Now, on to A&E and the dilemma of “it’s bank holiday Monday, should I go in???”


Trust

Written on 14 May 2008 by

Don’t you hate it when things fall short of expectations? Hmm… I do.

Well, this is especially so when it comes to the issue of trust. I am generally a trusting person when it comes to my friends. It is terribly easy to get me to trust a friend, though once that trust is lost, it is gone. I expect my friends not to lie to me, even what may be seen as a cruel and frank “no, go away, don’t want to hang out with you” is better than a lie.
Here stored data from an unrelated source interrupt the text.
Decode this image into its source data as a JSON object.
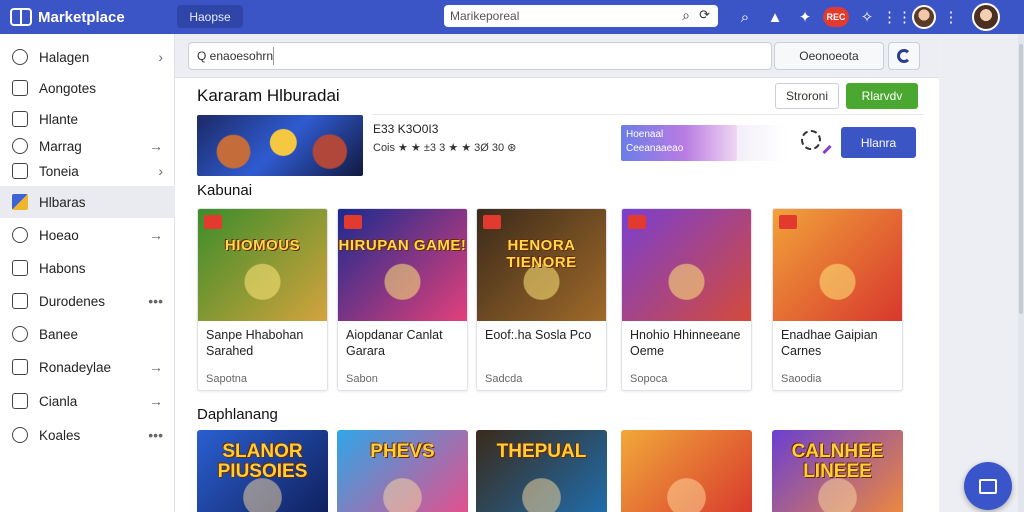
{
  "app": {
    "title": "Marketplace"
  },
  "topbar": {
    "tab_label": "Haopse",
    "search_value": "Marikeporeal",
    "icons": [
      "search-icon",
      "bell-icon",
      "gift-icon",
      "record-icon",
      "pin-icon",
      "grid-icon",
      "avatar",
      "more-icon"
    ],
    "record_label": "REC"
  },
  "sidebar": {
    "items": [
      {
        "label": "Halagen",
        "icon": "user-icon",
        "trail": "›"
      },
      {
        "label": "Aongotes",
        "icon": "image-icon",
        "trail": ""
      },
      {
        "label": "Hlante",
        "icon": "file-icon",
        "trail": ""
      },
      {
        "label": "Marrag",
        "icon": "chat-icon",
        "trail": "→"
      },
      {
        "label": "Toneia",
        "icon": "document-icon",
        "trail": "›"
      },
      {
        "label": "Hlbaras",
        "icon": "library-icon",
        "trail": ""
      },
      {
        "label": "Hoeao",
        "icon": "info-icon",
        "trail": "→"
      },
      {
        "label": "Habons",
        "icon": "download-icon",
        "trail": ""
      },
      {
        "label": "Durodenes",
        "icon": "puzzle-icon",
        "trail": "•••"
      },
      {
        "label": "Banee",
        "icon": "eye-icon",
        "trail": ""
      },
      {
        "label": "Ronadeylae",
        "icon": "search-icon",
        "trail": "→"
      },
      {
        "label": "Cianla",
        "icon": "share-icon",
        "trail": "→"
      },
      {
        "label": "Koales",
        "icon": "settings-icon",
        "trail": "•••"
      }
    ],
    "active_index": 5
  },
  "filterbar": {
    "search_value": "Q  enaoesohrn",
    "sort_label": "Oeonoeota"
  },
  "header": {
    "title": "Kararam Hlburadai",
    "secondary_button": "Stroroni",
    "primary_button": "Rlarvdv"
  },
  "featured": {
    "stats": "E33 K3O0I3",
    "rating_text": "Cois ★ ★ ±3 3  ★ ★ 3Ø 30 ⊛",
    "promo_line1": "Hoenaal",
    "promo_line2": "Ceeanaaeao",
    "action_button": "Hlanra"
  },
  "sections": [
    {
      "title": "Kabunai",
      "cards": [
        {
          "thumb_text": "HIOMOUS",
          "title": "Sanpe Hhabohan Sarahed",
          "subtitle": "Sapotna",
          "colors": [
            "#3b8d2a",
            "#d4a33d"
          ]
        },
        {
          "thumb_text": "HIRUPAN GAME!",
          "title": "Aiopdanar Canlat Garara",
          "subtitle": "Sabon",
          "colors": [
            "#1a2a8f",
            "#e3407a"
          ]
        },
        {
          "thumb_text": "HENORA TIENORE",
          "title": "Eoof:.ha Sosla Pco",
          "subtitle": "Sadcda",
          "colors": [
            "#3b2a1a",
            "#a06a2a"
          ]
        },
        {
          "thumb_text": "",
          "title": "Hnohio Hhinneeane Oeme",
          "subtitle": "Sopoca",
          "colors": [
            "#7a3fd1",
            "#d44a3a"
          ]
        },
        {
          "thumb_text": "",
          "title": "Enadhae Gaipian Carnes",
          "subtitle": "Saoodia",
          "colors": [
            "#f1a23a",
            "#d8372d"
          ]
        }
      ]
    },
    {
      "title": "Daphlanang",
      "cards": [
        {
          "thumb_text": "SLANOR PIUSOIES",
          "colors": [
            "#2a5fd1",
            "#0f1f5a"
          ]
        },
        {
          "thumb_text": "PHEVS",
          "colors": [
            "#2fa6e8",
            "#e94d8a"
          ]
        },
        {
          "thumb_text": "THEPUAL",
          "colors": [
            "#3a2a1a",
            "#1f6fb0"
          ]
        },
        {
          "thumb_text": "",
          "colors": [
            "#f1a83a",
            "#d8372d"
          ]
        },
        {
          "thumb_text": "CALNHEE LINEEE",
          "colors": [
            "#6a3fd1",
            "#f18a3a"
          ]
        }
      ]
    }
  ],
  "fab": {
    "icon": "folder-icon"
  }
}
I believe that lies means “you’re too immature and weak to handle the truth and you’re too stupid to ever discover the truth anyway”, and that undermining sucks.

I have been telling myself that the only person I can trust, is me… and not to expect too much from others. I need to find a hole and hide in it. BAH. Don’t mind me, this is a rant, a much much overdue one.


Freaking Out

Written on 6 May 2008 by

Why? You ask… Right… here goes…

1. January is 8 months away — Final MB Part 1 is 8 months away

2. Final years have finish their exams and have started on their work shadowing — Guess what I’ll be doing a year from now?

3. Attended a talk earlier today (? yesterday) on foundation jobs application (read: housemanship).

Yes, I am officially F-R-E-A-K-I-N-G O-U-T!!!